I called Aunt Mae to thank her, promising to take good care of her gift. Take care of it I would, for I knew the purse would probably never leave its box. And it didn’t until about three weeks later. Getting ready to attend a business meeting I chided myself, “I’m a business woman, so look like one.”
I took the Coach box containing the purse down from the top shelf of my closet. I transferred from the old to the new; then put them all back into my old purse. I did this routine at least three times before I gave in. I forced myself to walk out of the door with my new purse; it’s a purse for crippe’s sake. At the meeting I found myself moving the bag from the floor to a chair to my lap, worried sick about anything marking it. I hid it from view not wanting undue attention paid to it or its owner. After the meeting I had to make another stop. Sure enough when I stood at the reception desk the young woman remarked, “That bag could be my retirement!” That’s it, I told myself, I can’t pull this off. Back into the box and onto the shelf the purse went.
Telling my friends of my oh-so-unfortunate (sarcasm here) quandary, their response is to take the bag to a Coach store for cash or credit. “Oh, I couldn’t possibly,” I say, “Aunt Mae will visit sometime and I better be using that purse!”

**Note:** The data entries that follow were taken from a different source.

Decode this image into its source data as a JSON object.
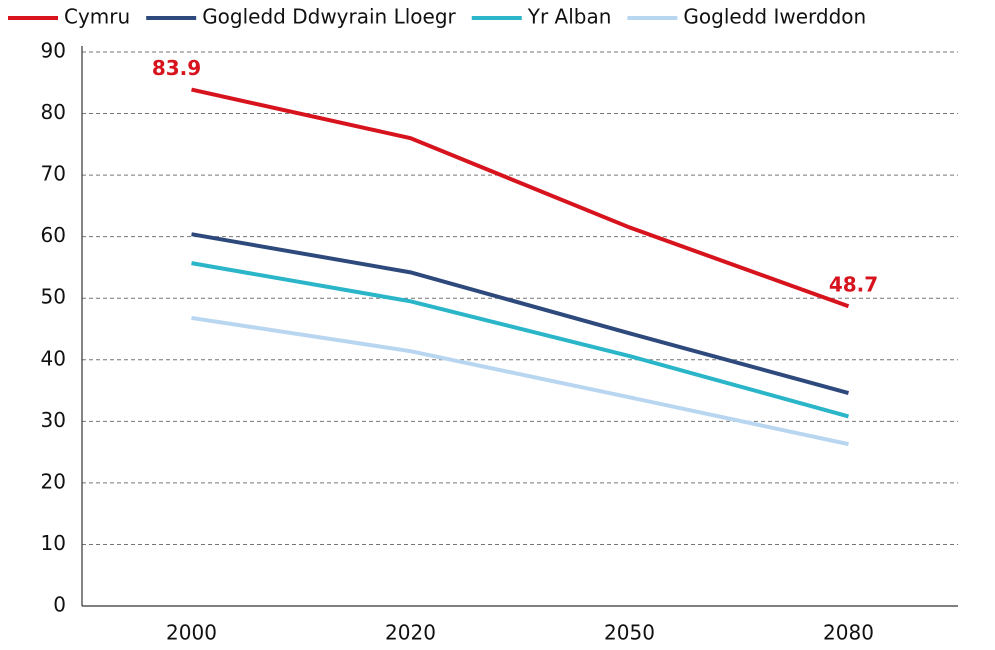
{
  "chart_data": {
    "type": "line",
    "categories": [
      "2000",
      "2020",
      "2050",
      "2080"
    ],
    "series": [
      {
        "name": "Cymru",
        "color": "#d7141e",
        "values": [
          83.9,
          76.0,
          61.5,
          48.7
        ],
        "value_labels": [
          "83.9",
          null,
          null,
          "48.7"
        ]
      },
      {
        "name": "Gogledd Ddwyrain Lloegr",
        "color": "#2e4a7d",
        "values": [
          60.4,
          54.2,
          44.3,
          34.6
        ]
      },
      {
        "name": "Yr Alban",
        "color": "#2bb5c8",
        "values": [
          55.7,
          49.5,
          40.6,
          30.8
        ]
      },
      {
        "name": "Gogledd Iwerddon",
        "color": "#b9d6f0",
        "values": [
          46.8,
          41.4,
          33.9,
          26.3
        ]
      }
    ],
    "ylim": [
      0,
      90
    ],
    "yticks": [
      0,
      10,
      20,
      30,
      40,
      50,
      60,
      70,
      80,
      90
    ],
    "grid": true
  }
}
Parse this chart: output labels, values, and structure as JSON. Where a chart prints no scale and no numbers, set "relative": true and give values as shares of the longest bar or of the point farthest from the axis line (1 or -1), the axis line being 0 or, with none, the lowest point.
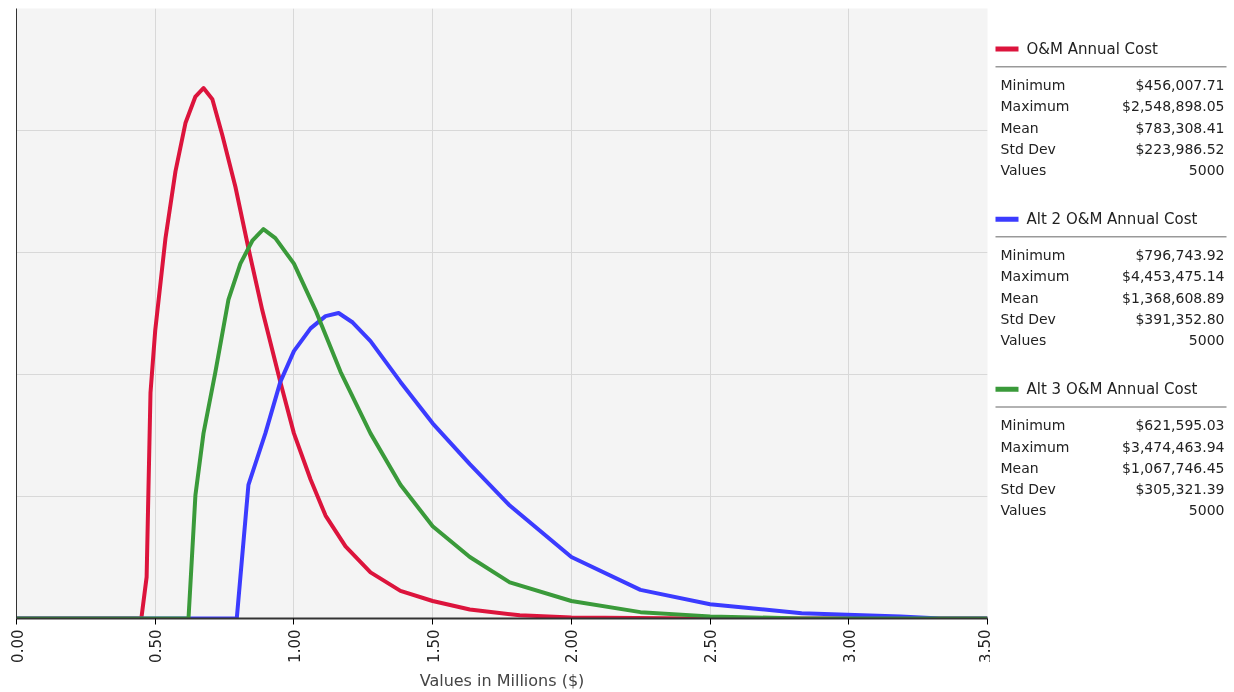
{
  "chart_data": {
    "type": "line",
    "relative": true,
    "xlabel": "Values in Millions ($)",
    "xlim": [
      0,
      3.5
    ],
    "xticks": [
      {
        "value": 0,
        "label": "0.00"
      },
      {
        "value": 0.5,
        "label": "0.50"
      },
      {
        "value": 1,
        "label": "1.00"
      },
      {
        "value": 1.5,
        "label": "1.50"
      },
      {
        "value": 2,
        "label": "2.00"
      },
      {
        "value": 2.5,
        "label": "2.50"
      },
      {
        "value": 3,
        "label": "3.00"
      },
      {
        "value": 3.5,
        "label": "3.50"
      }
    ],
    "tick_labels": "x",
    "grid": true,
    "legend": "right",
    "line_style": "solid",
    "series": [
      {
        "name": "O&M Annual Cost",
        "color": "#dc143c",
        "x": [
          0,
          0.45,
          0.469,
          0.483,
          0.5,
          0.537,
          0.573,
          0.609,
          0.645,
          0.674,
          0.706,
          0.742,
          0.789,
          0.836,
          0.886,
          0.951,
          1.0,
          1.06,
          1.114,
          1.186,
          1.276,
          1.384,
          1.5,
          1.634,
          1.814,
          2.0,
          2.465,
          3.5
        ],
        "values": [
          0,
          0,
          0.078,
          0.426,
          0.543,
          0.717,
          0.843,
          0.934,
          0.984,
          1.0,
          0.979,
          0.911,
          0.814,
          0.698,
          0.581,
          0.446,
          0.349,
          0.262,
          0.194,
          0.136,
          0.087,
          0.052,
          0.033,
          0.017,
          0.006,
          0.002,
          0,
          0
        ]
      },
      {
        "name": "Alt 2 O&M Annual Cost",
        "color": "#3b3bff",
        "x": [
          0,
          0.794,
          0.836,
          0.897,
          0.951,
          1.0,
          1.06,
          1.114,
          1.161,
          1.212,
          1.276,
          1.384,
          1.5,
          1.634,
          1.778,
          2.0,
          2.249,
          2.5,
          2.83,
          3.186,
          3.33,
          3.5
        ],
        "values": [
          0,
          0,
          0.252,
          0.349,
          0.446,
          0.504,
          0.547,
          0.57,
          0.576,
          0.558,
          0.523,
          0.446,
          0.368,
          0.291,
          0.213,
          0.116,
          0.054,
          0.027,
          0.01,
          0.004,
          0,
          0
        ]
      },
      {
        "name": "Alt 3 O&M Annual Cost",
        "color": "#3a9a3a",
        "x": [
          0,
          0.62,
          0.645,
          0.674,
          0.717,
          0.764,
          0.807,
          0.851,
          0.89,
          0.933,
          1.0,
          1.078,
          1.168,
          1.276,
          1.384,
          1.5,
          1.634,
          1.778,
          2.0,
          2.249,
          2.5,
          2.83,
          3.5
        ],
        "values": [
          0,
          0,
          0.233,
          0.349,
          0.465,
          0.601,
          0.669,
          0.713,
          0.734,
          0.717,
          0.669,
          0.581,
          0.465,
          0.349,
          0.252,
          0.174,
          0.116,
          0.068,
          0.033,
          0.012,
          0.004,
          0,
          0
        ]
      }
    ],
    "annotations": [
      "Minimum $456,007.71",
      "Maximum $2,548,898.05",
      "Mean $783,308.41",
      "Std Dev $223,986.52",
      "Values 5000",
      "Minimum $796,743.92",
      "Maximum $4,453,475.14",
      "Mean $1,368,608.89",
      "Std Dev $391,352.80",
      "Values 5000",
      "Minimum $621,595.03",
      "Maximum $3,474,463.94",
      "Mean $1,067,746.45",
      "Std Dev $305,321.39",
      "Values 5000"
    ]
  }
}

While I am utterly grateful to my aunt for her generous spirit and love of me, I just can’t wrap my head around such extravagance as my own personal possession. I am petrified of ballpoint pens marks, gum that some inconsiderate fool spit on the ground, or my ratty-old makeup bag giving the Coach bag apoplexy because of its inferiority. Remember me? I can’t throw out old tin cans. So there sits my beautiful new Coach bag all snug and secure in its box, on the shelf, under armed guard. Maybe someday I’ll have the nerve to give it light but until then I’ll keep using the Anne Klein bag I took from my best friend’s Goodwill pile.